Fading Indicators (Attenuation, etc.)

Discussion in 'Strategy Development' started by FaderTrader, Dec 29, 2005.

  1. Hi,

    As you can tell my forum name, my key trading strategy is fading. I've found this to be quite fruitful in that it has freed me from the chains of not-knowing-everything-about-the-world that characterized my first 3-4 years of trading.

    I tend to trade stocks that display a strong fading opportunity/pattern. An example would be AHC vs. VLO. AHC will trade at extremes almost everyday, giving a fade trader a couple great entry points - a buy around 10am and a sell between 11 and 2. Whereas VLO rarely does this and seems to me to exhibit an entirely random price pattern.

    I also trade FX more than 70% of the time because I feel it offers great opportunities to fade high volatility moves.

    I'm not a technician nor do I particularly appreciate technical analysis, but I'm looking for feedback on the following:

    Does anyone have a reccomendation as to which indicator (preferable 1 [max 2]) are helpful for knowing when to exit a position that one has faded into? Lately, I've been leaving a lot on the table. While I don't like to let p/l move against me, I also don't feel as though I'm taking full advantage of the great entry points that I am pretty adept at targeting.

    Thanks in advance.
  2. Hamlet


    If you are sucessfully using your feel for entries I'm not sure why you would want to turn to an indicator for exits. It would seem to me that the best thing would be to continue developing your feel for exits and accept that you cannot catch all of any move. No indicator will come close to or be as self-adjusting to the myriad of circumstances present in retracements as your own feel based on experience.
  3. dac8555


    it seems to me an overbought, oversold indicator would work best if that is what you like.

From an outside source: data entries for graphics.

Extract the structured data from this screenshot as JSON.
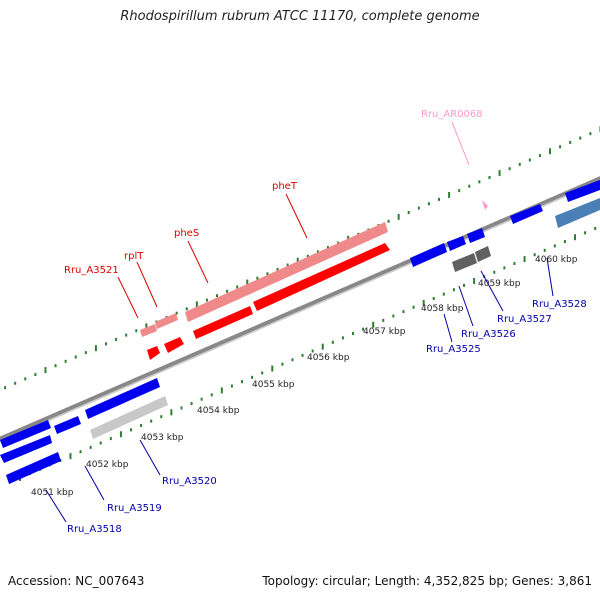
{
  "title": "Rhodospirillum rubrum ATCC 11170, complete genome",
  "footer": {
    "accession": "Accession: NC_007643",
    "stats": "Topology: circular; Length: 4,352,825 bp; Genes: 3,861"
  },
  "colors": {
    "backbone": "#888888",
    "tick": "#2e7d32",
    "forward_red": "#ff0000",
    "forward_pink": "#f08a8a",
    "reverse_blue": "#0000ee",
    "gray_gene": "#c8c8c8",
    "dark_gray_gene": "#606060",
    "steel_blue": "#4a7fb5",
    "rna_pink": "#ff99cc",
    "label_red": "#dd0000",
    "label_blue": "#0000aa",
    "label_pink": "#ff99cc"
  },
  "scale_labels": [
    "4051 kbp",
    "4052 kbp",
    "4053 kbp",
    "4054 kbp",
    "4055 kbp",
    "4056 kbp",
    "4057 kbp",
    "4058 kbp",
    "4059 kbp",
    "4060 kbp"
  ],
  "gene_labels": {
    "pheT": "pheT",
    "pheS": "pheS",
    "rplT": "rplT",
    "Rru_A3521": "Rru_A3521",
    "Rru_AR0068": "Rru_AR0068",
    "Rru_A3518": "Rru_A3518",
    "Rru_A3519": "Rru_A3519",
    "Rru_A3520": "Rru_A3520",
    "Rru_A3525": "Rru_A3525",
    "Rru_A3526": "Rru_A3526",
    "Rru_A3527": "Rru_A3527",
    "Rru_A3528": "Rru_A3528"
  }
}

    Bollinger, stochastics, RSI.

    you should backtest the particular security, and play with the sensitivities and testing before jumping in.

    I personally have a list of everything i trade, and the settings of which tend to work the best.

    Let me play with bloomberg a bit and find something good for you.
  4. I like to fade the overbought/oversold indicators. My favorite (most profitable) play is to fade the Larry Williams Percent R indicator. When it says "overbought", I buy. When it says "oversold", I sell.

    Try a bunch of combinations in your computer and see which ones you like the best. I like em this way:

    If(todays value of indicator is "very overbought") AND (yesterdays value of indicator was "even more overbought than today") then go long tomorrow at market on the open

    If(todays value of indicator is "very oversold") AND (yesterdays value of indacator was "even more oversold than today") then exit long tomorrow (i.e. sell) at market on the open
  5. I use the following 3 indictors as one to confirm a halt to a move:

    Ultimate Oscillator

    When all 3 are in agreement.... i have never, ever, seen a move not come to a halt and reverse.... even on the most powerful trends... you will see a small back off untill they are no longer oversold/overbought.
  6. horribilicus,

    By fading I mean taking the OPPOSITE side of a move underway, which I feel is attenuating in order to get a safe entry poin (ie, a reversal).

    Thanks for the feedback, though!
  7. dac8555


    played with bloomberg..niether one of them seemed very tradeable to me..but i swing trade.

    you make money with those???
  8. dac8555,

    Fading into an instrument (FX, equities) works best for me because of the following:

    Equities. I use Hammertrade. I look for expensive stocks that display clear peaks and troughs, day in and day out (AHC is a great example - generally sells off at the open and peaks before noon. I'm generally short it all afternoon; or vice versa if the trend is strong) and I use the Open Book to get in where I see safety. Obviously, this depends on the stock and who is trading it (example: fading did not work well for me trading PD because of all the fake bids and offers coming into the book).

    FX. There is no order flow, so looking for safety isn't possible. Even if using Currenex or Hotspot, which I do use, the order flow is little more than anecdotal in an OTC market such as FX. So, I like to see sharp rallies or sell-offs and I'll get in with a wide stop and allow for a reversal. The problem with such a high-probability trade is that it only presents itself maybe 1 or 2 times per week, but I'm content with that if I can get into big size when the opportunity is there.

    But, back to my original question. I like to scale out of a long into the heart of a rally, leaving SOME on the table so that I can get a perspective for when that rally is attenuating - at which point I'll then get short it. I have diffuculty simply reversing - my judgement is skewed. But lately, I've been getting out way too early and leaving a lot on the table and I'm just trying to figure out some metric which might act as a sign post that the trade is losing direction.

    RSI - I quit using this a long time ago because of the false signals it generates in the short-term (intra-day time frames). I would find myself getting involved in still markets because the RSI was showing a buy or sell, but it was little more than the mathematics of the thing flattening out because of a lack of movement.